Nearly two centuries ago, Lamarck propounded the theory of inheritance of characteristics acquired by parents in their life time, by progeny. The textbook example of his explanation of evolution claims that giraffe got its long neck by trying to eat leaves from tall trees, generation after generation.
But widespread acceptance of ideas from Darwin, Mendel and the science of molecular biology tolled the death knell of Lamrck's theory. Now it appears that Lamarck will come back, making a grand entry through the science of epigenetics.
Epigenetics is usually about how genes are switched on or off depending on the environment of an organism. Nobody knew that the genes that are switched on will continue to be switched on in the progeny also. But new results show that the epigenetic modifications can and do, pass from one generation to next.
Scientists experimented with mice, giving them mild shocks along with specific smells till they started associating the smell with fear of shock. The children and grandchildren of these mice when exposed to the smell, exhibited fear. Demonstrating that environmental stresses undergone by parents prepare the unborn children to face the same stresses.
Similar studies in  the recent years suggest that biological evolution and cultural evolution are a continuum. It appears that in this century, we may see more biologists entering socio-cultural research.

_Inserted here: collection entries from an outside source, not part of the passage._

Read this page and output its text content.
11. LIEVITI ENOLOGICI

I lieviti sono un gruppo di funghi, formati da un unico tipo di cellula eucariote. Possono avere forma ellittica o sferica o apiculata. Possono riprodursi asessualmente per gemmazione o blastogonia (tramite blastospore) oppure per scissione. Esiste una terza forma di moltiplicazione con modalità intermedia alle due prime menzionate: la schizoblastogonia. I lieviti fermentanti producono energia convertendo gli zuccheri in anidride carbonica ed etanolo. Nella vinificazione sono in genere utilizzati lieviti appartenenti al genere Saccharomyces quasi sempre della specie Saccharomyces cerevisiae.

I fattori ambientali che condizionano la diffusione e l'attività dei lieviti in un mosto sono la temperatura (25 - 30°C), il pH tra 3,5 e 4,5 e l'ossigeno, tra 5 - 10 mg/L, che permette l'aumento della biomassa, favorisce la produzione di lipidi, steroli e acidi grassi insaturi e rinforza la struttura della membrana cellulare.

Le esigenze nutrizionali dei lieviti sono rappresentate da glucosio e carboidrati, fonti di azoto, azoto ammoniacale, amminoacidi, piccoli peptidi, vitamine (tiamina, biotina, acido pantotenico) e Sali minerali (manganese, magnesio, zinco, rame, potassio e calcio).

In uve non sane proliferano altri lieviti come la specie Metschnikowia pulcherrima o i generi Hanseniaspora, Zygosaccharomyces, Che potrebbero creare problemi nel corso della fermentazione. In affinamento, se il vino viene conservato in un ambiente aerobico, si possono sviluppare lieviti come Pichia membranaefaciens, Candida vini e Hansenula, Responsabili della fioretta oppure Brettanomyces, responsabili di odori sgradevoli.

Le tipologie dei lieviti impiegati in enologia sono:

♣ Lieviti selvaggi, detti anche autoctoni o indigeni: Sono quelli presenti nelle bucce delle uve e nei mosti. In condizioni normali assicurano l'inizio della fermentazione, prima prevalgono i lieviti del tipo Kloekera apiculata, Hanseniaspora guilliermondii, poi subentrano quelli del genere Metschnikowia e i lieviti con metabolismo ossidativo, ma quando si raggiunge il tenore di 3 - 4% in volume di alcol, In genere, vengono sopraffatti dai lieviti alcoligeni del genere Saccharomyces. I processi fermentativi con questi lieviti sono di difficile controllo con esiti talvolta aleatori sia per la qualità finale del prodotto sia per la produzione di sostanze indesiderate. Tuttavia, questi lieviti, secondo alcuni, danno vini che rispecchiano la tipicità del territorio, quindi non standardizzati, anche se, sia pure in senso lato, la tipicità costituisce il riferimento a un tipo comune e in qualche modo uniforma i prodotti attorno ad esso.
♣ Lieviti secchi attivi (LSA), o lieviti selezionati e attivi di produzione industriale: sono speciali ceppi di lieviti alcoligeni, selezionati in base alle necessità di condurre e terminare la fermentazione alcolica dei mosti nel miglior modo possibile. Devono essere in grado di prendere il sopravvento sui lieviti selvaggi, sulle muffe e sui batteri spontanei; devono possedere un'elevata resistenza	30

Nature eurosci. http://dx.doi.org/10.1038/nn.3594(2013)

Wednesday 1 January 2014

Sex and violence

A spate of movies with sex and violence has perhaps made us believe that the two go together. Yet new scientific discoveries would have us believe otherwise. 
Indeed, if you put two male fruit flies together, along with a female, you will perhaps find a lot of aggressive behaviour. Yes, even in the lowly drosophila, the fruit fly. And that is quite understandable, given the competition for reproduction.
But if you put males that have had extended contact with females, scientists find reduced aggressive behaviour - even the presence of new females do not elicit violence between the males
It appears that previous social contact with females can reduce aggressive behaviour. This reduction in the violent impulse seem to be related to a specific set of neurons in male brains which is activated through pheromones that they come into contact when housed with females.
That is the case of fruit flies. But what about humans? What would you expect to find in post puberty boys-only schools if the result hold true for Homo sapiens?